In this week’s installment of our recurring series, Ted Cruz ’92 weighs in on campus safety, local women find the campus a good place for fundraising, and more.
February 28, 1990—In response to the University’s announcement that locks will be installed on dormitory entry doors, Ted Cruz ’92 is quoted in the Daily Princetonian opposing the change. “I think the effect (locked entryways will have) in keeping people out of dorms is negligible. I do think it serves to be an inconvenience of being restrictive.” Cruz suggests, “perhaps the money could be better spent elsewhere.”
March 1, 1873—A self-identified “Northern Student” writes to the Princeton Press to argue that Princeton should make Southern students comfortable and allow former Confederate Secretary of War John C. Breckinridge to speak at Commencement.
“Slavery, that bane of human progress, was long since abolished. The gap which separated the North from the South is almost closed. The wound which threatened the life of the nation is almost healed. The scenes of Bull Run and Antietam are almost forgotten. The cold iceberg of oppression has been melted away in the warm Gulf Stream of a Nation’s love. The world moves on forgetful of the past. Peace and prosperity meet us on every side. Then let it be the desire of every student—aye, of every citizen of this land, that this prosperity should continue on, and that the North and South may continue to stand, as they stand to-day, upon the firm basis of universal liberty and equality.”
March 3, 1846—Newark’s Centinel of Freedom reports that the women of the local Presbyterian Church are holding fundraisers on campus to help pay the debts of rebuilding the burned-out church building. They have served refreshments at the museum in Nassau Hall for two nights, “and thereby their coffers were pretty largely supplied.”

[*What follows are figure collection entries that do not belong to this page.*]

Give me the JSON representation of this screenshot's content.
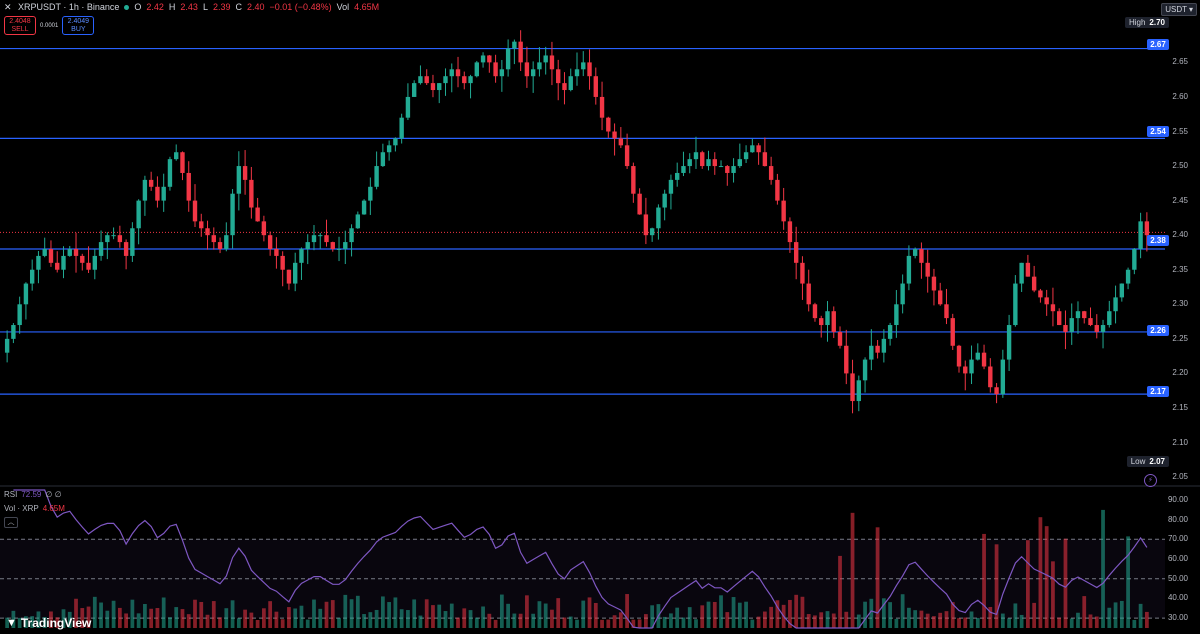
{
  "header": {
    "symbol": "XRPUSDT · 1h · Binance",
    "o_label": "O",
    "o_value": "2.42",
    "h_label": "H",
    "h_value": "2.43",
    "l_label": "L",
    "l_value": "2.39",
    "c_label": "C",
    "c_value": "2.40",
    "change": "−0.01 (−0.48%)",
    "vol_label": "Vol",
    "vol_value": "4.65M"
  },
  "trade": {
    "sell_price": "2.4048",
    "sell_label": "SELL",
    "spread": "0.0001",
    "buy_price": "2.4049",
    "buy_label": "BUY"
  },
  "currency": "USDT",
  "price_axis": {
    "ticks": [
      "2.65",
      "2.60",
      "2.55",
      "2.50",
      "2.45",
      "2.40",
      "2.35",
      "2.30",
      "2.25",
      "2.20",
      "2.15",
      "2.10",
      "2.05"
    ],
    "high_label": "High",
    "high_value": "2.70",
    "low_label": "Low",
    "low_value": "2.07"
  },
  "levels": [
    "2.67",
    "2.54",
    "2.38",
    "2.26",
    "2.17"
  ],
  "rsi_axis": {
    "ticks": [
      "90.00",
      "80.00",
      "70.00",
      "60.00",
      "50.00",
      "40.00",
      "30.00"
    ]
  },
  "indicators": {
    "rsi_label": "RSI",
    "rsi_value": "72.59",
    "rsi_extra": "∅ ∅",
    "vol_label": "Vol · XRP",
    "vol_value": "4.65M"
  },
  "brand": "TradingView",
  "colors": {
    "up": "#22ab94",
    "down": "#f23645",
    "level": "#2962ff",
    "rsi": "#7e57c2",
    "current_price_line": "#f23645"
  },
  "chart_data": {
    "type": "candlestick",
    "symbol": "XRPUSDT",
    "interval": "1h",
    "ylim": [
      2.04,
      2.72
    ],
    "close_series": [
      2.25,
      2.27,
      2.3,
      2.33,
      2.35,
      2.37,
      2.38,
      2.36,
      2.35,
      2.37,
      2.38,
      2.37,
      2.36,
      2.35,
      2.37,
      2.39,
      2.4,
      2.4,
      2.39,
      2.37,
      2.41,
      2.45,
      2.48,
      2.47,
      2.45,
      2.47,
      2.51,
      2.52,
      2.49,
      2.45,
      2.42,
      2.41,
      2.4,
      2.39,
      2.38,
      2.4,
      2.46,
      2.5,
      2.48,
      2.44,
      2.42,
      2.4,
      2.38,
      2.37,
      2.35,
      2.33,
      2.36,
      2.38,
      2.39,
      2.4,
      2.4,
      2.39,
      2.38,
      2.38,
      2.39,
      2.41,
      2.43,
      2.45,
      2.47,
      2.5,
      2.52,
      2.53,
      2.54,
      2.57,
      2.6,
      2.62,
      2.63,
      2.62,
      2.61,
      2.62,
      2.63,
      2.64,
      2.63,
      2.62,
      2.63,
      2.65,
      2.66,
      2.65,
      2.63,
      2.64,
      2.67,
      2.68,
      2.65,
      2.63,
      2.64,
      2.65,
      2.66,
      2.64,
      2.62,
      2.61,
      2.63,
      2.64,
      2.65,
      2.63,
      2.6,
      2.57,
      2.55,
      2.54,
      2.53,
      2.5,
      2.46,
      2.43,
      2.4,
      2.41,
      2.44,
      2.46,
      2.48,
      2.49,
      2.5,
      2.51,
      2.52,
      2.5,
      2.51,
      2.5,
      2.5,
      2.49,
      2.5,
      2.51,
      2.52,
      2.53,
      2.52,
      2.5,
      2.48,
      2.45,
      2.42,
      2.39,
      2.36,
      2.33,
      2.3,
      2.28,
      2.27,
      2.29,
      2.26,
      2.24,
      2.2,
      2.16,
      2.19,
      2.22,
      2.24,
      2.23,
      2.25,
      2.27,
      2.3,
      2.33,
      2.37,
      2.38,
      2.36,
      2.34,
      2.32,
      2.3,
      2.28,
      2.24,
      2.21,
      2.2,
      2.22,
      2.23,
      2.21,
      2.18,
      2.17,
      2.22,
      2.27,
      2.33,
      2.36,
      2.34,
      2.32,
      2.31,
      2.3,
      2.29,
      2.27,
      2.26,
      2.28,
      2.29,
      2.28,
      2.27,
      2.26,
      2.27,
      2.29,
      2.31,
      2.33,
      2.35,
      2.38,
      2.42,
      2.4
    ],
    "volume_pattern": "relative volumes, low except spikes near the end",
    "rsi_latest": 72.59,
    "horizontal_levels": [
      2.67,
      2.54,
      2.38,
      2.26,
      2.17
    ],
    "current_price": 2.404,
    "high": 2.7,
    "low": 2.07,
    "rsi_ylim": [
      25,
      95
    ],
    "rsi_guides": [
      70,
      50,
      30
    ]
  }
}
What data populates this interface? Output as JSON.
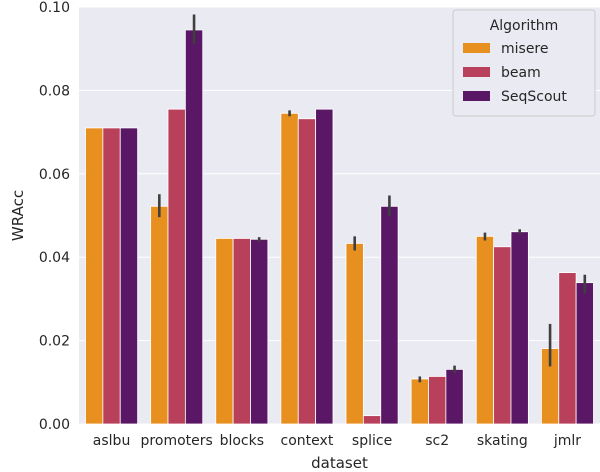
{
  "chart_data": {
    "type": "bar",
    "xlabel": "dataset",
    "ylabel": "WRAcc",
    "ylim": [
      0,
      0.1
    ],
    "yticks": [
      "0.00",
      "0.02",
      "0.04",
      "0.06",
      "0.08",
      "0.10"
    ],
    "grid": true,
    "legend": {
      "title": "Algorithm",
      "placement": "top-right"
    },
    "categories": [
      "aslbu",
      "promoters",
      "blocks",
      "context",
      "splice",
      "sc2",
      "skating",
      "jmlr"
    ],
    "series": [
      {
        "name": "misere",
        "color": "#E8901F",
        "values": [
          0.071,
          0.0522,
          0.0445,
          0.0745,
          0.0433,
          0.0108,
          0.045,
          0.0181
        ],
        "err_low": [
          0.071,
          0.0496,
          0.0445,
          0.0738,
          0.0416,
          0.01,
          0.044,
          0.0138
        ],
        "err_high": [
          0.071,
          0.0551,
          0.0445,
          0.0752,
          0.045,
          0.0114,
          0.0459,
          0.024
        ]
      },
      {
        "name": "beam",
        "color": "#B8405A",
        "values": [
          0.071,
          0.0755,
          0.0445,
          0.0732,
          0.002,
          0.0114,
          0.0425,
          0.0363
        ],
        "err_low": [
          0.071,
          0.0755,
          0.0445,
          0.0732,
          0.002,
          0.0114,
          0.0425,
          0.0363
        ],
        "err_high": [
          0.071,
          0.0755,
          0.0445,
          0.0732,
          0.002,
          0.0114,
          0.0425,
          0.0363
        ]
      },
      {
        "name": "SeqScout",
        "color": "#5A1765",
        "values": [
          0.071,
          0.0945,
          0.0443,
          0.0755,
          0.0522,
          0.0131,
          0.0461,
          0.0339
        ],
        "err_low": [
          0.071,
          0.0912,
          0.0437,
          0.0755,
          0.0498,
          0.0122,
          0.0455,
          0.0313
        ],
        "err_high": [
          0.071,
          0.0982,
          0.0448,
          0.0755,
          0.0548,
          0.014,
          0.0467,
          0.0358
        ]
      }
    ]
  }
}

March 5, 1969—Princeton professor Charles F. Westoff and co-author Norman B. Ryder (University of Wisconsin) have found that Roman Catholic women have an increasing tendency to use birth control, in spite of a papal encyclical forbidding the use of artificial contraceptives. Their survey shows that 64% of married Catholic women who were under 40 in 1965 are using non-approved methods of birth control, while use of the pill has gone from 14% in 1965 to 37% among this demographic in 1969.